Growing up to 60 feet tall and wide, the Carpathian English walnut tree (Juglans regia ‘Carpathian’) has a shape similar to the black walnut tree and produces similar nuts, but it doesn’t have the same toxic substance in its roots. English walnuts have only half the protein content as black walnuts, however. Plant the English walnut tree in full sunlight and in deep, light loamy soils but not in wet or poor soil. Although the English and black walnut trees are somewhat self-fertile, you should plant at least two walnut trees to ensure a good nut crop.
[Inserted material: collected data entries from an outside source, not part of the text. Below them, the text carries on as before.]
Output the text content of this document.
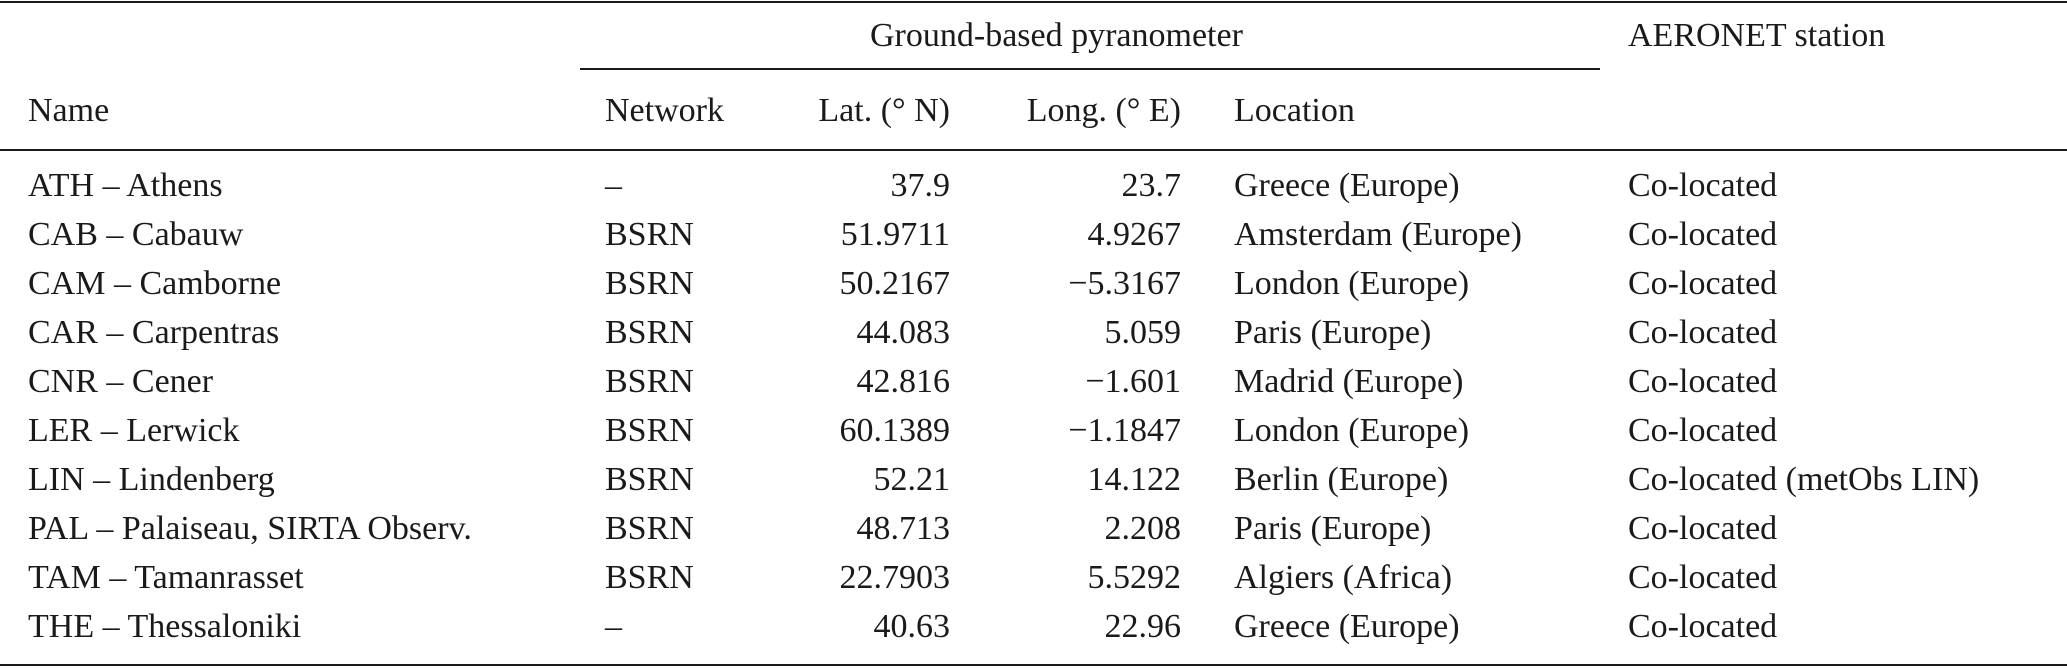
Ground-based pyranometer	AERONET station
Name	Network	Lat. (° N) Long. (° E) Location
ATH – Athens	–	37.9	23.7 Greece (Europe)	Co-located
CAB – Cabauw	BSRN	51.9711	4.9267 Amsterdam (Europe)	Co-located
CAM – Camborne	BSRN	50.2167	−5.3167 London (Europe)	Co-located
CAR – Carpentras	BSRN	44.083	5.059 Paris (Europe)	Co-located
CNR – Cener	BSRN	42.816	−1.601 Madrid (Europe)	Co-located
LER – Lerwick	BSRN	60.1389	−1.1847 London (Europe)	Co-located
LIN – Lindenberg	BSRN	52.21	14.122 Berlin (Europe)	Co-located (metObs LIN)
PAL – Palaiseau, SIRTA Observ.	BSRN	48.713	2.208 Paris (Europe)	Co-located
TAM – Tamanrasset	BSRN	22.7903	5.5292 Algiers (Africa)	Co-located
THE – Thessaloniki	–	40.63	22.96 Greece (Europe)	Co-located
Mandelblüte image by Daniel Beuter from

The Hall’s hardy almond tree (Prunus dulcis) grows in USDA Hardiness Zones 5 through 8 and grows to only 15 or 20 feet tall and 10 to 15 feet wide. Its compact size and bittersweet almond nuts make the Hall’s hardy almond a versatile landscape tree for northeastern Kansas yards. The almonds mature during early September through October. The Hall’s hardy almond tree also blooms during late spring in beautiful pale pink blossoms and has dark green, 3- to 6-inch-long leaves with finely-toothed edges. Plant at least two Hall’s hardy almond trees to ensure cross-pollination, selecting a planting location that’s in full sunlight and has well-draining soil.

Shellbark Hickory

The shellbark hickory (Carya laciniosa) grows best in USDA Zones 5 through 8, reaching a height of 60 to 80 feet and a spread of 40 feet. This high-branching nut tree has a slender but sturdy trunk and an oblong, narrow canopy. The shellbark hickory produces large, sweet nuts in fall that are encased in an oval, ¼-inch-thick husk. The shellbark hickory is slow-growing, but it has attractive, shaggy bark and dark yellowish-green, 10- to 24-inch-long compound leaves comprised of five to nine leaflets. You can plant just one shellbark hickory tree, because these trees are self-pollinating. Plant your shellbark hickory tree in full sunlight and in nearly any type of soil.